Before this patent justice Buckley came; and, swearing he was afraid of his life for threats made by Jacob Branson, this Esquire Cameron issued a peace-warrant for the arrest of said Branson, doing so at the same time he received his commission from Jones. The next thing was to secure a posse. Coleman, it was decided, should not go; but he was unloading the pistols and guns, and making other preparations for the expedition. Before long a party of fifteen men, including Jones, Hargus, and Buckley, were ready for the expedition.

Coleman doesn’t say he went with Jones and it would make sense for him to stay behind. The others set out to make the arrest.

 

The Hunt for Jacob Branson, Part One

George W. Brown

George W. Brown

Trouble at Hickory Point: parts 1, 2, 3, 4, 5, 6, 7, 8, 9, 10

The Hunt for Franklin Coleman: part 1, 2, 3, 4, 5, 6, 7

We left off at Hickory Point with John Banks returned home to find a mob still hunting Coleman. They had come together where the latter show free state man Charles Dow, who then lived with Kansas Legion officer Jacob Branson. The mob drew up some resolutions, for which I have searched in vain. However, one can get a sense of free state feeling on the matter from the Herald of Freedom. George Washington Brown printed the same item reporting Dow’s murder in three consecutive issues, under the heading “Murder Most Foul.”

Our town was thrown into a high state of excitement on Thursday last by intelligence from near Hickory Point, in this Territory, that Chas. W. Dow, a young man about twenty-two years of age, was most barbarously murdered by a party of demons who rejoice in the appellation of “border ruffians.” Mr. Dow had been to a blacksmith shop where several of these demons incarnate were congregated. One of them drew a rifle on him, and threatened to shoot him on the spot, but finally set down his weapon without injuring any one. Mr.
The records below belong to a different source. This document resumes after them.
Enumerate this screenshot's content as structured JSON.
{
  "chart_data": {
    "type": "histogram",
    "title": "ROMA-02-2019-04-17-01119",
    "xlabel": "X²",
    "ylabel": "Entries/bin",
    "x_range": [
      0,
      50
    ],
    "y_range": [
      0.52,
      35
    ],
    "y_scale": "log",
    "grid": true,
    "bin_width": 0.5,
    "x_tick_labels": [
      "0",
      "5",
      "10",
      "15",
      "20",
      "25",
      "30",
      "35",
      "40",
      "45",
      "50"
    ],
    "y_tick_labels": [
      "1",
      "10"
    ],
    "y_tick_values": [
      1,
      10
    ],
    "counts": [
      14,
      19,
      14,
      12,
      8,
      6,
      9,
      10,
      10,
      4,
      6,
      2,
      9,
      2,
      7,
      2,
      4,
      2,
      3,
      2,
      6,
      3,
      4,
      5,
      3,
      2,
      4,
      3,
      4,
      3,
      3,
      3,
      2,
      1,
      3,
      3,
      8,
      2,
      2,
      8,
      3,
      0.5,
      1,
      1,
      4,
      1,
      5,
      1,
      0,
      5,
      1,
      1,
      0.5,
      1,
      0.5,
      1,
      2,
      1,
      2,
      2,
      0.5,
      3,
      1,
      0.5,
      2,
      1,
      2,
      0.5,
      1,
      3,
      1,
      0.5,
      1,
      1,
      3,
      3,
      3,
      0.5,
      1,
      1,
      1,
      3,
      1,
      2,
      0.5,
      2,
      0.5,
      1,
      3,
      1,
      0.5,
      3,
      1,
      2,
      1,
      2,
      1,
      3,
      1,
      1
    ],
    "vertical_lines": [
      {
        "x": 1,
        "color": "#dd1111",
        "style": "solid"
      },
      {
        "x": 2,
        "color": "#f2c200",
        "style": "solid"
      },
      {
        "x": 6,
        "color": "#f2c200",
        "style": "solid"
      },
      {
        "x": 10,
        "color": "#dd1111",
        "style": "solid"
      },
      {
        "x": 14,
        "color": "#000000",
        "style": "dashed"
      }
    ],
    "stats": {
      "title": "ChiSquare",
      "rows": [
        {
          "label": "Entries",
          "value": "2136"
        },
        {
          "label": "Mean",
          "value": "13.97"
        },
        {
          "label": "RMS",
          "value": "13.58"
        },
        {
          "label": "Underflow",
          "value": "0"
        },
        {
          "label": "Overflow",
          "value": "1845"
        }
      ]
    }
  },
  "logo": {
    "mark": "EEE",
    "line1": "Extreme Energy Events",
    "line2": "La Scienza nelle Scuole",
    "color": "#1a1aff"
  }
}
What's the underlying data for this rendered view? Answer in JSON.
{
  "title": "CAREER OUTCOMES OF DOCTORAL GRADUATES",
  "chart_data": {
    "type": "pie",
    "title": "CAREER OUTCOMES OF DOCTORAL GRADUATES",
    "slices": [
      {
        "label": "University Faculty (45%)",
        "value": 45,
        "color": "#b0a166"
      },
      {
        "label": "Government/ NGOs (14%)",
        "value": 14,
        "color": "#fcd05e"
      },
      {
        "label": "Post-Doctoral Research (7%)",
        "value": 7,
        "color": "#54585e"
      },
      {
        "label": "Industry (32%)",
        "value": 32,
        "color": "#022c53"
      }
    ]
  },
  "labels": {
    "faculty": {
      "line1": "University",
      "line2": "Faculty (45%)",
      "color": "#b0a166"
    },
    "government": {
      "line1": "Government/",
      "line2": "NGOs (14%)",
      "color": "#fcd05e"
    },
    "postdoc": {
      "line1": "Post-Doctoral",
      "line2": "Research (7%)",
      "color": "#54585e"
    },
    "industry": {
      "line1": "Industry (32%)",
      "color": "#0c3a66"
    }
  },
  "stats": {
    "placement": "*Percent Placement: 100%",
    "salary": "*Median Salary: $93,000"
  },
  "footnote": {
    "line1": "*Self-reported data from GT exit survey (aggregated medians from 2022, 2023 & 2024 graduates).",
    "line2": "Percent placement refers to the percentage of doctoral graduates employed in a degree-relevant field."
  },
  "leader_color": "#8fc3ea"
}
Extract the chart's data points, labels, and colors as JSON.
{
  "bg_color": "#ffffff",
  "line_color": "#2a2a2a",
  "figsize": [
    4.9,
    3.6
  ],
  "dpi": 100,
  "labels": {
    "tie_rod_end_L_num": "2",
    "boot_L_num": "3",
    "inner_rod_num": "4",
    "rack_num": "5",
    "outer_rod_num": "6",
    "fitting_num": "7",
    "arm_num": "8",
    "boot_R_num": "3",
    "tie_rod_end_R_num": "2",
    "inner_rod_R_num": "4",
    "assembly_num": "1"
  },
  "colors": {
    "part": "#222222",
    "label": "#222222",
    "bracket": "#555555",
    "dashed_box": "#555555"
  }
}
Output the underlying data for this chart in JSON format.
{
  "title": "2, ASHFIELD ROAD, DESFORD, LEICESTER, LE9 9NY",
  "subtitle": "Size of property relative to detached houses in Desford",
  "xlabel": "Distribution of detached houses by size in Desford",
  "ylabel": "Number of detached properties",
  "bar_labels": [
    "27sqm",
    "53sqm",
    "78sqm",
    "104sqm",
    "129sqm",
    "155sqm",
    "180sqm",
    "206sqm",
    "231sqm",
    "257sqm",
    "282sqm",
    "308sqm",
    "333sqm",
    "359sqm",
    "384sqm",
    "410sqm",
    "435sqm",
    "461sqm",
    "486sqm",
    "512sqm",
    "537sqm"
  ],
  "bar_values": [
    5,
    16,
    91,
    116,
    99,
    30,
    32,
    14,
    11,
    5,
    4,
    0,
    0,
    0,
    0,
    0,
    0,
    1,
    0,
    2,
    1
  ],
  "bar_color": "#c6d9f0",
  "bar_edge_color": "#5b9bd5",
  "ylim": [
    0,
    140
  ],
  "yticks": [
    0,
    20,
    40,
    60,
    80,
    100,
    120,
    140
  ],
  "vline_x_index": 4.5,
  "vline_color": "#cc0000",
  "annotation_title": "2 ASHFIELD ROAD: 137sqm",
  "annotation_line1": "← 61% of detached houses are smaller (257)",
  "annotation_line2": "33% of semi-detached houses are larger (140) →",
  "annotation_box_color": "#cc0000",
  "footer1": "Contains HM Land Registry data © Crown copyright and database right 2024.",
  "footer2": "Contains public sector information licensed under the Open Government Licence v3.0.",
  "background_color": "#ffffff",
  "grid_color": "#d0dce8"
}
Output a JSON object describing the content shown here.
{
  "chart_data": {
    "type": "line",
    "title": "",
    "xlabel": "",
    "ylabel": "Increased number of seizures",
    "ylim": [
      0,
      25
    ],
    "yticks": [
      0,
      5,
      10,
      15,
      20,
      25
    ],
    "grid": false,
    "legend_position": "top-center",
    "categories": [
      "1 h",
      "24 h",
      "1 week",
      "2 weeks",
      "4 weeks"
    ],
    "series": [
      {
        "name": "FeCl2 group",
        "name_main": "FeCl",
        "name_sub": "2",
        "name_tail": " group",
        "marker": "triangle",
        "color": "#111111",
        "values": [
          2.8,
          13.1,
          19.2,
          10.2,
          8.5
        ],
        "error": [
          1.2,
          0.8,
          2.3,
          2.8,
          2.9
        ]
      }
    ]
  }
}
Dow started to leave, and got a few rods when his attention was directed towards the shop by the explosion of a percussion cap. Looking around he received a charge of buck shot in his bosom from a wretch named Colman, [sic] and fell dead upon the spot.

The business at the blacksmith shop seems to refer to a confrontation between Dow and Harrison Buckley, who many free state men initially thought had show Dow. Brown further pledged

The people will assemble on Monday, and execute summary punishment upon the entire party who were present, and accessories to the murder, if they can be found. We wait with anxiety for further developments.

By this point, however, Coleman, Buckley, and Hargis traveled Kansas with Sheriff Samuel Jones. They went in search of a magistrate, at Governor Wilson Shannon’s instructions, and found Hugh Cameron at Lecompton, the seat of Douglas County. I before speculated that the party saw Shannon twice, but can now confirm them. It slipped my mind that Coleman’s testimony to the Howard Committee mentions separate meetings.

At Lecompton, Buckley swore an affidavit to Cameron regarding the threats to his life that Branson had made. According to Jones’ later affidavit, reprinted in Brewerton:

on the 26th day of November, A.D. 1855, he received from the hands of Hugh Cameron, a legally appointed justice of the peace for said County of Douglass, a peace-warrant issued by said justice of the peace, and to him directed as sheriff, […] and immediately after receiving said warrant he summoned a posse of ten men and proceeded to the house of said Branson

Jones’ posse included Buckley and Hargis, but it appears that Coleman remained in Lecompton. The hunt for Franklin Coleman thus gave way to a hunt for Jacob Branson.